Paleontological Journal
- Discipline: Paleontology
- Language: English, Russian
- Edited by: Alexei Yu. Rozanov

Publication details
- History: 1959–present
- Publisher: MAIK Nauka/Interperiodica in collaboration with Springer Science+Business Media
- Frequency: Monthly
- Impact factor: 0.454 (2011)

Standard abbreviations
- ISO 4: Paleontol. J.

Indexing
- Paleontological Journal
- ISSN: 0031-0301 (print) 1555-6174 (web)
- LCCN: 72015751
- OCLC no.: 1639478
- Paleontologicheskii Zhurnal
- ISSN: 0031-031X

Links
- Journal page at Springer website (articles from 2006 onwards);

= Paleontological Journal =

Paleontological Journal (Палеонтологический Журнал) is a monthly peer-reviewed Russian journal of paleontology established in 1959. It focuses on the paleontology and the fossil records of Eastern Europe and Asia. Articles are published simultaneously in Russian and English.

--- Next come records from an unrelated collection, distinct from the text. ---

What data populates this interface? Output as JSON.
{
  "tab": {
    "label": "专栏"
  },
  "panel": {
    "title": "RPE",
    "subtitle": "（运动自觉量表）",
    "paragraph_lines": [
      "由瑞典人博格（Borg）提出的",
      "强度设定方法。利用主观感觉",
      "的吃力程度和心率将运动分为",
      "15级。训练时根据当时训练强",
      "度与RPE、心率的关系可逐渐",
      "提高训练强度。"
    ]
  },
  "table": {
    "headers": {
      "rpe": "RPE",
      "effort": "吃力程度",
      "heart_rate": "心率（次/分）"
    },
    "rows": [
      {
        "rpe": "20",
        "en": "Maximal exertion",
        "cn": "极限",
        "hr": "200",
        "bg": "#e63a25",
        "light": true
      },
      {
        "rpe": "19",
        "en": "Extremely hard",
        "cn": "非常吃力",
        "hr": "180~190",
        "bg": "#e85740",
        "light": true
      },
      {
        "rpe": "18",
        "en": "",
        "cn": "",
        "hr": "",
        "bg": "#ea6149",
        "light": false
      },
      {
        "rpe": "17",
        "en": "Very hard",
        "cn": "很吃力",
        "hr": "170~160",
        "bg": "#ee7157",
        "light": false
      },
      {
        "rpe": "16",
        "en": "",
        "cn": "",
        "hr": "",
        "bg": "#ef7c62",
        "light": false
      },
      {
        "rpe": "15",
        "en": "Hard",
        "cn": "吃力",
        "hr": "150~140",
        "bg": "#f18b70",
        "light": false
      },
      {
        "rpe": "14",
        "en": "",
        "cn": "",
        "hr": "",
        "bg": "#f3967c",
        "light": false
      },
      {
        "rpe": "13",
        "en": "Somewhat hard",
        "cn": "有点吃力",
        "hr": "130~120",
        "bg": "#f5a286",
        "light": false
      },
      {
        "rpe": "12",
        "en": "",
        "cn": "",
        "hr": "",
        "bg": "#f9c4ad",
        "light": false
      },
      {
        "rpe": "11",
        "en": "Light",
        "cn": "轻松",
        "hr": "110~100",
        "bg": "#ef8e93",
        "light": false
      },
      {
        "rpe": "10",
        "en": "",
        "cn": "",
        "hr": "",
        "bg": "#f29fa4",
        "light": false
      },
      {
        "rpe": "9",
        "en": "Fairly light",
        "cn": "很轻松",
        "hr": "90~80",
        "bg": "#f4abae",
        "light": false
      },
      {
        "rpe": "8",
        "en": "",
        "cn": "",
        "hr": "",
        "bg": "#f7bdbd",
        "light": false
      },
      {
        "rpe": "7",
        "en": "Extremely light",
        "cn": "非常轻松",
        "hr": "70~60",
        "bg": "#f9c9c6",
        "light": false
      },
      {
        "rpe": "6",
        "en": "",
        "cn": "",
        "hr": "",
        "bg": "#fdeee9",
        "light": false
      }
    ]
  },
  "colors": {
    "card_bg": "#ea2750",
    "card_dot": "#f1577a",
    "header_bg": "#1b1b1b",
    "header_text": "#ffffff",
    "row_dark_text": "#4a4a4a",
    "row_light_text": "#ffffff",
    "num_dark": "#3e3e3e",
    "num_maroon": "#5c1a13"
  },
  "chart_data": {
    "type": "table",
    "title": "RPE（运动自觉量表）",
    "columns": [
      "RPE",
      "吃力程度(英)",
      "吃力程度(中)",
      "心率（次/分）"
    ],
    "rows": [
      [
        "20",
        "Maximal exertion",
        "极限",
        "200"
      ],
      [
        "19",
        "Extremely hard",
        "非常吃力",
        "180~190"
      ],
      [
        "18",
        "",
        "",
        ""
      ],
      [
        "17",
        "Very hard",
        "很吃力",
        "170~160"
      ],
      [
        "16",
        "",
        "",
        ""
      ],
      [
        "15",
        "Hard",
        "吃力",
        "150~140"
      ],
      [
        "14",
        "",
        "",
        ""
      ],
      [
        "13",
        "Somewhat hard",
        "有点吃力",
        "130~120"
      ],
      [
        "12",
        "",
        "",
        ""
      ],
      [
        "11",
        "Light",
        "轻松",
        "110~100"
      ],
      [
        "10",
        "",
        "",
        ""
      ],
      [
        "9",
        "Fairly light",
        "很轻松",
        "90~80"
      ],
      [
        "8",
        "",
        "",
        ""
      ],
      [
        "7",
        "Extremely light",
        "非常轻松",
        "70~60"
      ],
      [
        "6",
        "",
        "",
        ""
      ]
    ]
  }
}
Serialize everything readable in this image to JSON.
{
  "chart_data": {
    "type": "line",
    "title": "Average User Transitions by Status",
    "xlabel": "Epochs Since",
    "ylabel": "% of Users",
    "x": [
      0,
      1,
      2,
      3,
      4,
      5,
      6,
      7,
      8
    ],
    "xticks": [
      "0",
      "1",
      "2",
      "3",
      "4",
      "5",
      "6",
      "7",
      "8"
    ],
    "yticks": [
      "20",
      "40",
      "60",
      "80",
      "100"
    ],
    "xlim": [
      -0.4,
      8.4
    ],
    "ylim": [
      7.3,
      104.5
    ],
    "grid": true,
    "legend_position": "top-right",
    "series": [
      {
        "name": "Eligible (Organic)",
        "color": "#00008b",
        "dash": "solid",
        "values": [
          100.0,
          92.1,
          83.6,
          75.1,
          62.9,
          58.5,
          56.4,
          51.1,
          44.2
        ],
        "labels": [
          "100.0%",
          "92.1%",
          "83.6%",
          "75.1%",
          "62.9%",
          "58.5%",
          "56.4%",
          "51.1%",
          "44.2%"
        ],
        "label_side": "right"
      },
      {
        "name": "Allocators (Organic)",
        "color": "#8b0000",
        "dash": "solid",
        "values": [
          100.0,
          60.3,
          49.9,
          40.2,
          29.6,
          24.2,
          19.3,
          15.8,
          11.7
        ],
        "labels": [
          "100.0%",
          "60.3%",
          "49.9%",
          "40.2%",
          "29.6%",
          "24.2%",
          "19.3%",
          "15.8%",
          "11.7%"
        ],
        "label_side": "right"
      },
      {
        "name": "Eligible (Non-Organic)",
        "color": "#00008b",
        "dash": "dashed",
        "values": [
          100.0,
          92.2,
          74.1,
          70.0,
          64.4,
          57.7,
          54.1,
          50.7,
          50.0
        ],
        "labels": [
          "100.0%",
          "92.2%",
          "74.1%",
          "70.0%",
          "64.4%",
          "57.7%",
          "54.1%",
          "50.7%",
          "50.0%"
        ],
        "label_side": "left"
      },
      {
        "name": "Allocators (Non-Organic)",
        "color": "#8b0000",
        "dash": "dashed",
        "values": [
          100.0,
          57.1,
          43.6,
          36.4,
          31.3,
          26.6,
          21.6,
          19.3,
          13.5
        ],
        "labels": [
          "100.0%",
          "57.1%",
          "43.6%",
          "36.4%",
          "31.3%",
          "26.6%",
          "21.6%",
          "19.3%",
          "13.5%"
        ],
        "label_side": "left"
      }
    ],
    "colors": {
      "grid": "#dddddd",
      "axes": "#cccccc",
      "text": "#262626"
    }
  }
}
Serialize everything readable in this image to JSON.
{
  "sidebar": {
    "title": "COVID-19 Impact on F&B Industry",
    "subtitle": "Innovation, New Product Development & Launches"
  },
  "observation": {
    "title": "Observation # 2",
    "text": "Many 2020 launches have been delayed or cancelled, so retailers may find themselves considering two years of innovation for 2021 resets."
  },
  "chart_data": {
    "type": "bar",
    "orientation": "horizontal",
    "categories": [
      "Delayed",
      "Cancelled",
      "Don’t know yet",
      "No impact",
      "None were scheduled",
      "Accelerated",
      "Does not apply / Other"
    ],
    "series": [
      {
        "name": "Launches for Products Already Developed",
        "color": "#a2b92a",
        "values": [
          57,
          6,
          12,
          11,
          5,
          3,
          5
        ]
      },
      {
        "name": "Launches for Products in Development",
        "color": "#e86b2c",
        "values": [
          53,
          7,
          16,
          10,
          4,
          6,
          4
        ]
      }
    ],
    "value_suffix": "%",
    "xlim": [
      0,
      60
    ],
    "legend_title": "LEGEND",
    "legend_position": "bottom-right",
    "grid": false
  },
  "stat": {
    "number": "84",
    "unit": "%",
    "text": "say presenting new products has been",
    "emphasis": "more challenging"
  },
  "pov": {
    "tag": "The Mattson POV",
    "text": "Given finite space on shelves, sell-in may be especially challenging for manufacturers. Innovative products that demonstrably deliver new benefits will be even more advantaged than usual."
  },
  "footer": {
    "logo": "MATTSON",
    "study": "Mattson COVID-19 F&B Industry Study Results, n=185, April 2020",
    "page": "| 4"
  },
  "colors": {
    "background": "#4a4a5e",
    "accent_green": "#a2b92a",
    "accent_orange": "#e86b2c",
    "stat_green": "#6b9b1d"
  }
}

The journal is edited by Alexei Yu. Rozanov and published by MAIK Nauka/Interperiodica.

==Editors-in-Chief==

- Acad. Yuri A. Orlov (1959–1966)
- Dr. Vasily E. Ruzhentsev (1967–1978)
- Acad. Leonid P. Tatarinov (1978–1988, 1994–2001)
- Dr. Igor S. Barskov (1988–1993)
- Acad. Alexei Yu. Rozanov (since 2001)

==Abstracting and indexing==
Paleonotological Journal is indexed and abstracted in:

- Academic OneFile
- Aquatic Sciences and Fisheries Abstracts
- Biological Abstracts
- BIOSIS Previews
- CAB Abstracts
- CAB International
- CSA/ProQuest
- Current Contents/Physical, Chemical and Earth Sciences
- EMBiology
- Gale
- GeoRef
- Global Health
- Science Citation Index Expanded
- Scopus
- Summon by Serial Solutions

According to the Journal Citation Reports, the journal has a 2011 impact factor of 0.454.